Na época, o Congresso Nacional Africano (CNA) – um partido nascido da aliança entre sindicatos e movimentos – e o Partido Comunista Sul Africana (PSCA) foram proibidos. Após o massacre o CNA e o PSCA passaram a fazer parte da luta armada.

Em 1964, o grande líder do CNA, Congresso Nacional Africano, Nelson Mandela, é preso e condenado à prisão perpétua por sabotagem. Mandela só sai da prisão em 1991 aos 71 anos de idade. E em 1994 se torna o primeiro presidente negro da África do Sul, e pauta a luta contra a discriminação racial no país.

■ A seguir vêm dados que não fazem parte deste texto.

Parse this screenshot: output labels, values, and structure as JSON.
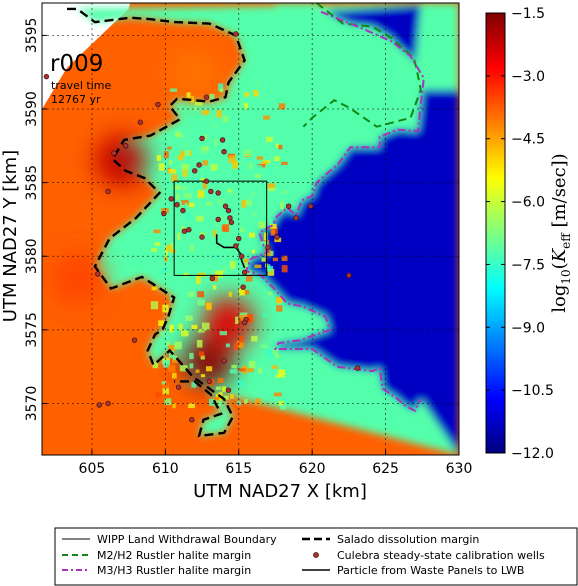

Em em memória às vítimas do massacre, em 1966, a Organização das Nações Unidas
(ONU) proclamou a data como Dia Internacional contra a Discriminação Racial.

Apartheid na África do Sul

O apartheid implementado na África do Sul, teve início em 1948 quando o Novo Partido Nacional ganhou as eleições. Apesar de serem minoria no país, os brancos criaram um regime de segregação racial que impedia, que os negros, que eram 8 milhões de pessoas, uma população quatro vezes maior do que a de brancos, fossem às urnas e transitassem por espaços que eram exclusivos para os brancos.

A discriminação racial era tão grande que até o casamento entre pessoas de diferentes etnias era proibido. As famílias foram separadas: maridos de esposas, mães de filhos. Apesar da violenta repressão, o regime só terminou em 1994.

Dia Nacional das Tradições de Raízes de Matrizes Africanas e Nações do Candomblé

No Brasil, desde 2023, a data celebra o Dia Nacional das Tradições de Raízes de Matrizes Africanas e Nações do Candomblé instituída por meio de uma lei proposta pelo deputado Vicentinho (PT-SP) e sancionada pelo Presidente Luiz Inácio Lula da Silva.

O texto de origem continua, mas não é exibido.